On September 10th, Baldemar Velasquez was re-elected as President of the Farm Labor Organizing Committee at the 14th Constitutional Convention. With 197 delegates, including over 100 farm workers from North Carolina and Virginia and almost 100 migrant workers bused in from North Carolina, Velasquez was overwhelmingly voted in with over 86% of the votes cast for a four-year term.
President Velasquez started FLOC at only 20 years old in 1967 with the mission to bring justice to farmworkers. Since then, he has upended the agricultural industry by creating independent frameworks to guarantee freedom of association and collective bargaining for farmworkers. Still, the fight continues. At the Convention, FLOC reaffirmed its support of undocumented workers and immigration reform. President Velasquez and union members also emphasized the need to support small family farms, who struggle against large corporations exploiting farmworkers and small farmers for their profit margins.

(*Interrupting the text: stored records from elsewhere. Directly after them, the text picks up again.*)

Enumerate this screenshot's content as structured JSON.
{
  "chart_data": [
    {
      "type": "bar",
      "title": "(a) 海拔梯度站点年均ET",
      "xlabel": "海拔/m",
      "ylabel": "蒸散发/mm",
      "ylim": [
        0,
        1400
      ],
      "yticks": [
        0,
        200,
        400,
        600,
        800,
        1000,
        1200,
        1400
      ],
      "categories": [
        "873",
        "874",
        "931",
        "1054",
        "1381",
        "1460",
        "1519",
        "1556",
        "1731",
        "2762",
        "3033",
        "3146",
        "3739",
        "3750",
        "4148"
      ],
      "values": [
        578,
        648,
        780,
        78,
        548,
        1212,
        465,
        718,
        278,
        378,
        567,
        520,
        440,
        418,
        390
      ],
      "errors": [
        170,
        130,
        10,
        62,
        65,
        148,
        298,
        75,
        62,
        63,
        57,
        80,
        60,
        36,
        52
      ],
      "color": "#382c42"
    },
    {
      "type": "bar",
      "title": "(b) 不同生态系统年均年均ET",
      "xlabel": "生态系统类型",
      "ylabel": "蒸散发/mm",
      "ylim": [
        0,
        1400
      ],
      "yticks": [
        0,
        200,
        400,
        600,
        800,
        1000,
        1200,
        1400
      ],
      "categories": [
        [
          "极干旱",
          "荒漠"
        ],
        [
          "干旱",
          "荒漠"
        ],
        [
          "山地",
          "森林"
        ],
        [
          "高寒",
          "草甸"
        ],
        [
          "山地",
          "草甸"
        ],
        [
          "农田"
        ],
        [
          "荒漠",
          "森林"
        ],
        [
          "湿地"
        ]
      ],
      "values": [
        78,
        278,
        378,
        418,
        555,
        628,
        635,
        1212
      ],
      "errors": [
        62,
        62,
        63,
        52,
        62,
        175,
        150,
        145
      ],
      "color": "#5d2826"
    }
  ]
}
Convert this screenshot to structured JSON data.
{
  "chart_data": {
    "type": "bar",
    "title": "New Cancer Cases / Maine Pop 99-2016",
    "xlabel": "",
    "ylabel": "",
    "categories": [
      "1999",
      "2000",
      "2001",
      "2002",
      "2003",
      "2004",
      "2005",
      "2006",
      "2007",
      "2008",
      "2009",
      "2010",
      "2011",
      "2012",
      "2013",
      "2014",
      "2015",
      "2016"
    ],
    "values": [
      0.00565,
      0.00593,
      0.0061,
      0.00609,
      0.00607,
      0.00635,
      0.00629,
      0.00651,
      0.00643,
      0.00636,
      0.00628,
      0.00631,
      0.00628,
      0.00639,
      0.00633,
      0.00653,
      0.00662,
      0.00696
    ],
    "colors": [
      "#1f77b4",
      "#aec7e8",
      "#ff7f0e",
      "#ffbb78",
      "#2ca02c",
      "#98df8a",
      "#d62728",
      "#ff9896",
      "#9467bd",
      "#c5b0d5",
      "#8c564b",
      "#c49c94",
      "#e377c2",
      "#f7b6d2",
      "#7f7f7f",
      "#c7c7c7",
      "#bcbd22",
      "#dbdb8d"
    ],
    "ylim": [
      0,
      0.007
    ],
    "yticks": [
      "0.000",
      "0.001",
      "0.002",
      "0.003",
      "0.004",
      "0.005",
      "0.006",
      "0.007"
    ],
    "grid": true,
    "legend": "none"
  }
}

When asked about his upcoming term, President Velasquez underlines the need to keep expanding and to keep achieving agreements that create independent mechanisms for union representation with large corporations, namely British American Tobacco (BAT). Coming to an agreement with BAT is critical because tobacco farms throughout North Carolina and Virginia are highly diversified and grow many other crops, meaning that not only would tobacco farmworkers gain representation, but agreements would apply to all crops harvested by workers. President Velasquez’s next term will build upon the historic successes in the past, while also ensuring that FLOC is sustainable and growing in the future.